The ping of death (PoD) command is a type of denial-of-service (DoS) attack where hackers work to destabilize or freeze the target computer service. They do so by sending oversized packets via a ping command. The ping command checks the availability of a network resource.
Using the ping of death command requires attackers to send data packets above the maximum limit that the Transmission Control Protocol/Internet Protocol (TCP/IP) allows. Since the packets are more than what a server can handle, they can cause the target system to reboot, freeze, or completely crash.
Read More about the “Ping of Death Command”
A Brief History of the Ping of Death Command
Back in 1996, ping of death attacks became an effective method for hackers to exploit legacy system weaknesses present in unpatched devices. These attacks often succeeded because many operating systems (OSs) did not know how to react when they received large packets. Their response was to either reboot or crash.
Attackers used the ping of death command because they could easily hide their identities and do not need to know much about the system they plan to disable. All they needed was its Internet Protocol (IP) address.
By 1997, most OS vendors released patches that addressed the ping of death command. Despite that, it is still pretty common to see websites block Internet Control Message Protocol (ICMP) ping messages as a countermeasure against various iterations of this kind of attack.
How Does the Ping of Death Command Work?
A correctly formed IPv4 packet comprises 65,535 bytes plus the total payload size of 84 bytes. Many older computer versions remain unfamiliar with handling packets bigger than an IPv4 one and crash in such an event. That is why attackers quickly exploit this weakness in older systems, regardless of OS (i.e., macOS, Windows, and Linux). Even legacy network-connected devices such as routers and printers are prone to ping of death attacks.
Sending large packets (i.e., over 65,535 bytes) violates the IP rules. As such, attackers typically send these packets in fragments. As soon as they are assembled to form a large packet, a memory overflow occurs, resulting in several issues, including a system crash.
How Do You Mitigate Ping of Death Attacks?

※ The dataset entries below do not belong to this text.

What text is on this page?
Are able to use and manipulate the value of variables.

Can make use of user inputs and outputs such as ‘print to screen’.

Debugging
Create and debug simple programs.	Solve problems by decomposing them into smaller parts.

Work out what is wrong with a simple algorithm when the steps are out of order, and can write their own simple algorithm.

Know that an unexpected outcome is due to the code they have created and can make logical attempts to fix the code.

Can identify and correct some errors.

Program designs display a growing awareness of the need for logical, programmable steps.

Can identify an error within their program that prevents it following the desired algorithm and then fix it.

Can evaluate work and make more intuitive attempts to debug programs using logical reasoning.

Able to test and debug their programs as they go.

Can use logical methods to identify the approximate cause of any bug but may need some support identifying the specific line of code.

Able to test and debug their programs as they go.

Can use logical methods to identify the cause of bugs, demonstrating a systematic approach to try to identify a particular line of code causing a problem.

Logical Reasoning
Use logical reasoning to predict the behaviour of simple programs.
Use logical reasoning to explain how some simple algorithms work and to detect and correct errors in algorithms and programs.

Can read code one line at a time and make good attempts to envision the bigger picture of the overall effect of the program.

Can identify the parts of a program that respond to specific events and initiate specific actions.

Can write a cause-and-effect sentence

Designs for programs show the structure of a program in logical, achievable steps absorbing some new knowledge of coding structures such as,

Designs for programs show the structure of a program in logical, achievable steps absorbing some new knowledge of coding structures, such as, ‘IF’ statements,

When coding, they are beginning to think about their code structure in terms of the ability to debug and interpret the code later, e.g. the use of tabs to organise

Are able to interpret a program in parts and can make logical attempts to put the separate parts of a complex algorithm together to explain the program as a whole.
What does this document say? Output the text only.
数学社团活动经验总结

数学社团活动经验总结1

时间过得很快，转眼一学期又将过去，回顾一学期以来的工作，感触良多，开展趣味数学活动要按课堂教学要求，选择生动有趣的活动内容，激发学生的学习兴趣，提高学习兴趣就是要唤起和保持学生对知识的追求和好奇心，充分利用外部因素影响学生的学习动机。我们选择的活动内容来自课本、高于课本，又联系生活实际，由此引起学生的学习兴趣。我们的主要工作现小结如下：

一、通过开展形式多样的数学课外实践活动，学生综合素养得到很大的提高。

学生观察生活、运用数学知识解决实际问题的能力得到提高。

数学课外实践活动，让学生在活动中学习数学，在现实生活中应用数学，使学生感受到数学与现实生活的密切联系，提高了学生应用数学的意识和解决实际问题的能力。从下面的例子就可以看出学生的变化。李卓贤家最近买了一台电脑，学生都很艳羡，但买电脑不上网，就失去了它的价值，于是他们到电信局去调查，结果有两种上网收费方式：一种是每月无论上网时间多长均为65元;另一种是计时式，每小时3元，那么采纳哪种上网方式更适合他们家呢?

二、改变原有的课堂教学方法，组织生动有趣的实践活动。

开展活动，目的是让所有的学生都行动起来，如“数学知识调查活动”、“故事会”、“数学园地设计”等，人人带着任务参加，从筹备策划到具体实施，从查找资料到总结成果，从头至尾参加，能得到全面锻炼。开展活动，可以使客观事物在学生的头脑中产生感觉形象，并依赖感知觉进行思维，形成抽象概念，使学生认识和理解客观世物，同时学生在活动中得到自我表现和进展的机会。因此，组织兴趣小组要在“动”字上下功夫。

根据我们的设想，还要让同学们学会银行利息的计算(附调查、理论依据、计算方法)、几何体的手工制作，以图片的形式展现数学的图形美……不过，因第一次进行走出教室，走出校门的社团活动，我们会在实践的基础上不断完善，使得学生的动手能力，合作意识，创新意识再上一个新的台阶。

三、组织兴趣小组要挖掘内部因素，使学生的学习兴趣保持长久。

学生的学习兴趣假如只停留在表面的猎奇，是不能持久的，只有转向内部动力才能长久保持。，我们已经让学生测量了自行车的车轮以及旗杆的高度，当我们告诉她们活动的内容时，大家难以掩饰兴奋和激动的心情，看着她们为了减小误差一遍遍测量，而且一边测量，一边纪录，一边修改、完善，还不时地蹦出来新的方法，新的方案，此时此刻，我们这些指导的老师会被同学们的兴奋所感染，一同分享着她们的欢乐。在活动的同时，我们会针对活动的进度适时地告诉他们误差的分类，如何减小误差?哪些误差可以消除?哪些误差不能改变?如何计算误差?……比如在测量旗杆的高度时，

Several ways of preventing ping of death attacks have been devised over the years, including:
Blocking ICMP Ping Messages
Most networks use firewalls that can block ICMP ping messages. While they can stop ping of death attacks, though, they are not ideal in the long term because they can restrict reliability and performance. You also need to understand that invalid packet attacks can still be launched at listening ports like File Transfer Protocol (FTP) ones. Unlike ICMP, FTP ports are not completely closed because doing that can adversely affect operations. Similarly, blocking ping messages also means preventing valid ping use.
Blocking Fragmented Pings
A more plausible method is to block fragmented pings. That still allows legitimate ping traffic to flow unhampered. Some services can also identify and filter large packets, even if they come fragmented. And so they prevent ping of death and other packet-based attacks.
Increasing Memory Buffers
Another way to effectively prevent ping of death attacks is to increase memory buffers. That should reduce instances of memory overflows that cause systems to reboot or crash.
The ping of death command may be a thing of the past, but it does not mean that attackers cannot use it today, especially against companies that still use legacy systems.